Service Through Entrepreneurship: This Soldier Is Revamping Military Family Wealth Creation

Walker Stamps
Profiles In Entrepreneurship — PiE
4 min readApr 11, 2019

Dear readers,

Welcome to another edition of Profiles in Innovation, where we interview the brightest entrepreneurs and VCs from Princeton and beyond!

For this issue I was lucky enough to speak with Princeton graduate-student-turned-entrepreneur Nicholas Leiter. As a student and a military officer, he has taken the initiative of starting a company with the mission of helping military families create wealth through home ownership.

Two Active Duty Soldier Scholars

Nick is a Coast Guard helicopter pilot, homeowner, and property manager. He bought his first home in 2007 and shortly thereafter faced an underwater mortgage due to the financial crisis. In 2011, he had orders to a new duty station. Nick and his wife faced a challenging personal finance decision-point: sell and take a $20,000 loss or assume the burden of property management? Rather than taking a loss, they opted to act as their own landlords and have tolerated the headaches associated with property management.

His co-founder, John, is a Navy surface sailor, home seller, and forced renter. He bought his first home in 2014. Sixteen months later, John and his wife received Permanent Change of Station (PCS) orders overseas and confronted a common dilemma: manage property from the other side of the world or lose out on the upside of long-term homeownership? DIY-renovations and favorable market conditions allowed them to break even, but he knows others are not as fortunate.

Read on to see how they have leveraged their resources and experiences to turn this idea to a reality.

Servant Leadership: The Business of Helping Military Families

Nicholas’s company, UPROOT, exists to serve the military and veteran communities where he claims that the traditional mortgage industry cannot. They aim to help military families access real estate wealth and create the opportunity to turn each required move to a new duty station into an investment opportunity. His company facilitates a homeownership system with the military family’s unique needs in mind. UPROOT aims to provide the wealth accumulation benefits typically associated with long-term homeownership to military families. The company does this without tying up family VA loan entitlements in a single property so families can purchase a home at every duty station and create a diversified real estate portfolio.

According to Nicholas, the mortgage industry is not designed for military life and fails to be an accessible way for military families to build wealth. He started his company with the intention to address this problem.

The Lesser-Known Sacrifices

Active duty service members and veterans make many sacrifices to serve their country — frequent deployments, dangerous tours of duty in combat zones, and the PTSD that goes along with the last 15 years of the Global War on Terror. But there are also more insidious sacrifices that military families make that you will never hear about on the CNN or Fox News and you won’t see highlighted in a Hollywood action movie.

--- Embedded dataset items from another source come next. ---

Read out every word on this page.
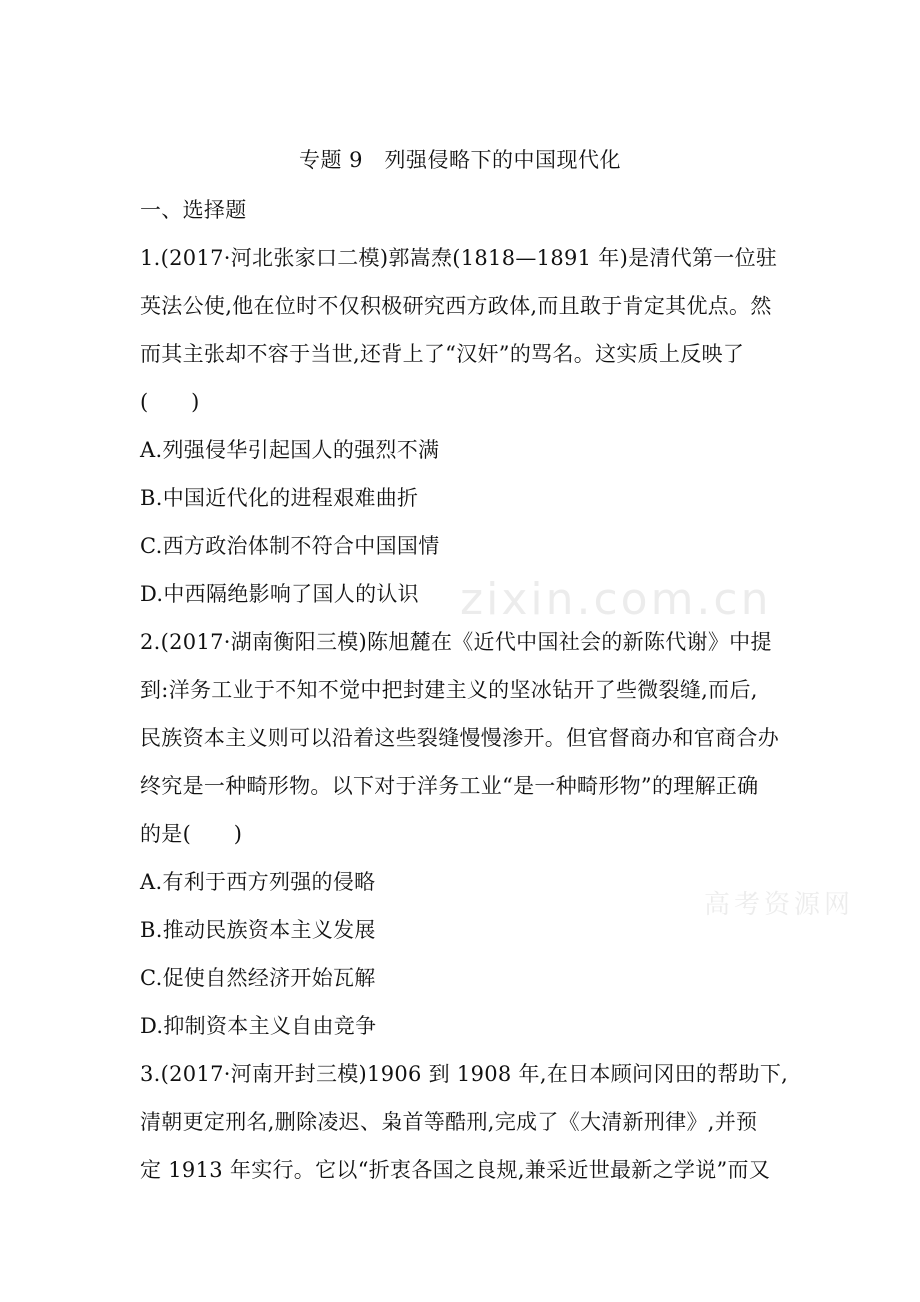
zixin.com.cn
高考资源网
专题 9　列强侵略下的中国现代化
一、选择题
1.(2017·河北张家口二模)郭嵩焘(1818—1891 年)是清代第一位驻
英法公使,他在位时不仅积极研究西方政体,而且敢于肯定其优点。然
而其主张却不容于当世,还背上了“汉奸”的骂名。这实质上反映了
(　　)
A.列强侵华引起国人的强烈不满
B.中国近代化的进程艰难曲折
C.西方政治体制不符合中国国情
D.中西隔绝影响了国人的认识
2.(2017·湖南衡阳三模)陈旭麓在《近代中国社会的新陈代谢》中提
到:洋务工业于不知不觉中把封建主义的坚冰钻开了些微裂缝,而后,
民族资本主义则可以沿着这些裂缝慢慢渗开。但官督商办和官商合办
终究是一种畸形物。以下对于洋务工业“是一种畸形物”的理解正确
的是(　　)
A.有利于西方列强的侵略
B.推动民族资本主义发展
C.促使自然经济开始瓦解
D.抑制资本主义自由竞争
3.(2017·河南开封三模)1906 到 1908 年,在日本顾问冈田的帮助下,
清朝更定刑名,删除凌迟、枭首等酷刑,完成了《大清新刑律》,并预
定 1913 年实行。它以“折衷各国之良规,兼采近世最新之学说”而又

“My co-founder John and I have both wrestled with homeownership amidst multiple PCS moves over a combined 20 years of service. We met at Princeton University this year where we were inspired to search for entrepreneurial solutions to solve issues facing the military community. We are both currently serving on active duty.”

These formative experiences in the real estate world highlighted the realities of military homeownership. UPROOT was founded to revolutionize the mortgage industry and ease some of the burdens inherent to uprooting a family.

Using Data to Determine the Market’s Needs

Based on an UPROOT survey of military families (550 respondents), military homeowners own their home for approximately 5 years, compared to the national median of 13.3 years. This means three things: One, the time horizon to build equity is short. Two, home-owners are more susceptible to fluctuations in the housing market. And three, if the home ownership period occurs during a dip in the market then a military homeowner may not realize the appreciation benefits compared to those with a longer time horizon. It becomes clear that if someone is constantly buying and selling a home, they are not building wealth in your real estate asset like someone who lives in the same place for 30 years. Using market data to determine what exactly the niche needs is pivotal in the creation of a successful startup.

Great Ideas Come from Deep Reflection and Spontaneous Creativity

“This idea was formed in response to a systems disruption assignment for a social entrepreneurship class during the fall semester. I was really struggling to come up with an idea. That night, I attended a campus workshop on creativity taught by psychologist and creativity/innovation expert Keith Sawyer. Until this night, I had always assumed that being a “left-brained” individual (logical, analytical, objective) meant that I would never be artistic or creative; however, Keith spoke about creativity being a trait that is nurtured through a deliberate process. He recommended a mental exercise of pairing two unrelated, distinct concepts that normally would never be associated with each other to think about the creative possibilities. I went home inspired and intrigued. That night around midnight, I jumped out of bed with the first iteration of UPROOT’s business model as a direct result of that exercise. I guess you can teach an old dog new tricks after all!” — Nicholas Leiter

To find out more UPROOT’s website can be accessed here: www.uproothomes.com

That’s all for this issue. Talking with Nick showed the potential for addressing a market need while providing value for consumers and helping a community. This kind of social entrepreneurship drives both the economy and society.